Lorsqu’on est en possession d’une maison neuve, il est nécessaire d’envisager la meilleure isolation possible. Afin d’anticiper les dépenses en énergie et d’optimiser le confort thermique, mieux vaut planifier ces travaux dès le départ.

Le toit et les combles : stop aux déperditions !

Cette partie des travaux se fait par l’intérieur. Selon que les combles sont praticables ou pas, la technique est différente : dans le premier cas on pulvérise des flocons de laine de roche, de laine de verre ou de ouate, dans le cas de combles perdus et non habitables. Sinon, on installe des morceaux de laine de verre recouverts de plaques de plâtre dans le cas d’une isolation spécifique des combles aménagés et habitables.
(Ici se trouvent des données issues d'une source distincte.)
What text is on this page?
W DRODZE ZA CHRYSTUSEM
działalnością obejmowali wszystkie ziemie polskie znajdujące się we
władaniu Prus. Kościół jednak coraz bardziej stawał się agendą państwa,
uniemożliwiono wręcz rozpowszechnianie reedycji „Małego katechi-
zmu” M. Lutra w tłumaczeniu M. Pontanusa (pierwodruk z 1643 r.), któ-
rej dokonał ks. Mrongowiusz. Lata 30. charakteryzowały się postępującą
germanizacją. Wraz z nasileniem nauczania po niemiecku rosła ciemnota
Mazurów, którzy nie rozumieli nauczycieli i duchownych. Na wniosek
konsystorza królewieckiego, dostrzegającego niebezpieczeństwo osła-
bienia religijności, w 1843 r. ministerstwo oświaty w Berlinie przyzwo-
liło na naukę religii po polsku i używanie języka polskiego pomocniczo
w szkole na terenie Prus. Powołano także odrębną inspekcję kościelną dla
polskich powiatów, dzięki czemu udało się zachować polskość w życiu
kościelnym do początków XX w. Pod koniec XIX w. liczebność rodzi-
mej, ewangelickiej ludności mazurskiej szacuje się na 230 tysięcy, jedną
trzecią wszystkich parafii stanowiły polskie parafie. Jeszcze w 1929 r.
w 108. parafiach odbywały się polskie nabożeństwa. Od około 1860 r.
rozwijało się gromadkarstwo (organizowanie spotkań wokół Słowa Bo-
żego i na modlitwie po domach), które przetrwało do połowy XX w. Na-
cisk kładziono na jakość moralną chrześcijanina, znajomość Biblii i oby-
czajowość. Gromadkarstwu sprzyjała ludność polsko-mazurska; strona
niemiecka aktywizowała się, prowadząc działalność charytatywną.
Des murs sans passages d’air.

En complément à une rigoureuse gestion des détails en amont (fenêtres, parpaings, gaines et interrupteurs doivent être impeccablement jointés), soit on pose des panneaux collés directement sur les murs, soit la laine de verre ou de roche est étendue, fixée sur des barres métalliques puis recouvert de surfaces de plâtre.

Marcher sur des sols protégés
Deux solutions peuvent être envisagées, dans le cas de figure où la maison est neuve. Si le plancher est simple d’accès par en-dessous (sous-sol ou cave) : on fixera des plaques d’isolant à une structure métallique, ou en les collant. Si le sol est un parquet ou une dalle, alors vous pourrez opter pour une pose de laine de verre ou de roche, qui sera couverte d’une chape qui soutiendra le revêtement que vous aurez choisi.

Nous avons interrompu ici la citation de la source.